Cyber-blackmail: How valuable is your personal life?

Interesting news broke recently about the alleged breach of 37 million customer accounts at AshleyMadison.com. For those of you that are monogamous and may not know the site, Ashley Madison is like Match.com, but unapologetically markets itself to those who wish to cheat on their spouse or significant other.

Read Rook Security CEO JJ Thompson’s comments to CNBC about the Ashley Madison breach here

Owned by Avid Life Media, it reportedly had soaring sales of $115 million in 2014, along with users in 46 countries and says it is the second largest dating service in the world behind Match.com. It runs all sorts of ads (including TV) that rival what regular dating sites do. As of this spring, it was even contemplating an IPO. In May, it had the opportunity to pick up millions more customers reeling from a breach at rival site AdultFriendFinder.com.

Well, those IPO plans can be shelved, along with any hopes of continued growth. Sites that cater to those looking to engage in cheating (or any other nefarious behavior) operate entirely on the trust principle. Basically, in exchange for payment, those flocking to the site will never get caught or exposed for their actions. Now, in addition to cheaters wondering if their mate will ever find out what they are up to, they have to wonder if cyber criminals are going to find out who they are and ruin their lives.

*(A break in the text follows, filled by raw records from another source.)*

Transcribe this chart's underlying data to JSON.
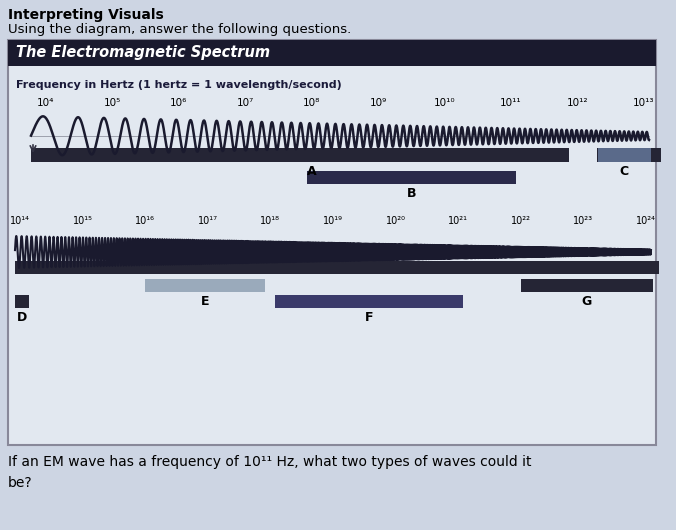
{
  "title_main": "Interpreting Visuals",
  "subtitle": "Using the diagram, answer the following questions.",
  "box_title": "The Electromagnetic Spectrum",
  "freq_label": "Frequency in Hertz (1 hertz = 1 wavelength/second)",
  "top_ticks": [
    "10⁴",
    "10⁵",
    "10⁶",
    "10⁷",
    "10⁸",
    "10⁹",
    "10¹⁰",
    "10¹¹",
    "10¹²",
    "10¹³"
  ],
  "bottom_ticks": [
    "10¹⁴",
    "10¹⁵",
    "10¹⁶",
    "10¹⁷",
    "10¹⁸",
    "10¹⁹",
    "10²⁰",
    "10²¹",
    "10²²",
    "10²³",
    "10²⁴"
  ],
  "question": "If an EM wave has a frequency of 10¹¹ Hz, what two types of waves could it\nbe?",
  "bg_color": "#cdd5e3",
  "box_bg": "#e2e8f0",
  "box_title_bg": "#1a1a2e",
  "box_title_color": "#ffffff",
  "wave_color": "#1a1a2e",
  "bar_dark": "#252535",
  "bar_medium": "#5a6a8a",
  "bar_light": "#9aaabb",
  "bar_b_color": "#2a2a4a",
  "bar_f_color": "#3a3a6a"
}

While it would be easy to say that these cheaters are getting what they deserve, I will let others have that easy analysis of the situation. I will instead visit a darker place about why breaches of this type are so dangerous.

So much of today’s discussion around breaches center on theft and fraud. Namely, intellectual property, stolen credit cards, identity theft or outright stealing of funds. There has been very little focus on blackmail, because hackers had little use for involving the people they stole from. Hackers had already stolen all they would need to commit their crimes.

You could make a case for stolen protected health information being used for blackmail, but I’m willing to bet it wouldn’t be as drastic by itself as some predict. Medical histories are pretty boring. People already talk about their medical lives and there are not that many medical conditions that people would pay to keep quiet. Me? I have trivial aortic regurgitation in my heart and some broken bones in my feet due to running.

But stolen details of who is cheating, what their sexual histories are, sexual preferences, etc? Combined with personally identifiable information, a hacker could own people with that information. Make them fear what is known, how much is known and when it will be divulged.

It’s disturbing enough to think of this kind of blackmail on a mass scale, just as it is disturbing to think of all the relationships that are about to end. It gets more disturbing when you start imagining the scenarios where this blackmail flips from personal to professional and affects those in corporate or government sectors.

Start stringing together various breaches that have taken place: Anthem, OPM and Ashley Madison — all with tens of millions affected in each case. Ignore for a moment that all breaches likely were not done by the same organizations and correlated. We are getting to the point where someone could tell with a high degree of confidence that a government employee with a high security clearance is cheating on his wife and has been for years and has also picked up a number of sexually transmitted diseases along the way. Or a company officer has been cheating on her husband, terminated a pregnancy and is in charge of the R&D division at a government contractor.

This is where it gets nasty. It’s not altogether difficult to track down and identify people from these “dating” site breaches. It is even less difficult to pinpoint who they are professionally and see what secrets they may be willing to give up to keep from being exposed. Could it really be in an organization’s best interest to pull back responsibility from those who have put themselves in difficult personal situations that could lead to their employers from being blackmailed?

There is already a precedent for this. If you recall during the last recession, people were put in difficult financial circumstances due to job loss and home foreclosures. Federal employees in financial trouble saw their security clearances denied, revoked, or otherwise restricted due to concerns that they would be in a vulnerable position for bribery and could be influenced to leak government secrets to save their homes and families.

Every breach we experience today helps enrich what’s been previously stolen, much in the way that traditional companies pay to enrich the consumer data they already possess.

If this Ashley Madison breach is fully exposed to the public (right now only a small number of records have been released), it could result in judgment day for a lot of cheaters and millions of scorned spouses, but also thousands of governments and corporations. Given that the hackers of Ashley Madison have already claimed that they possess incriminating details on the rich and powerful, it’s pretty likely that involves some high-ranking people inside a lot of places hackers would like to access.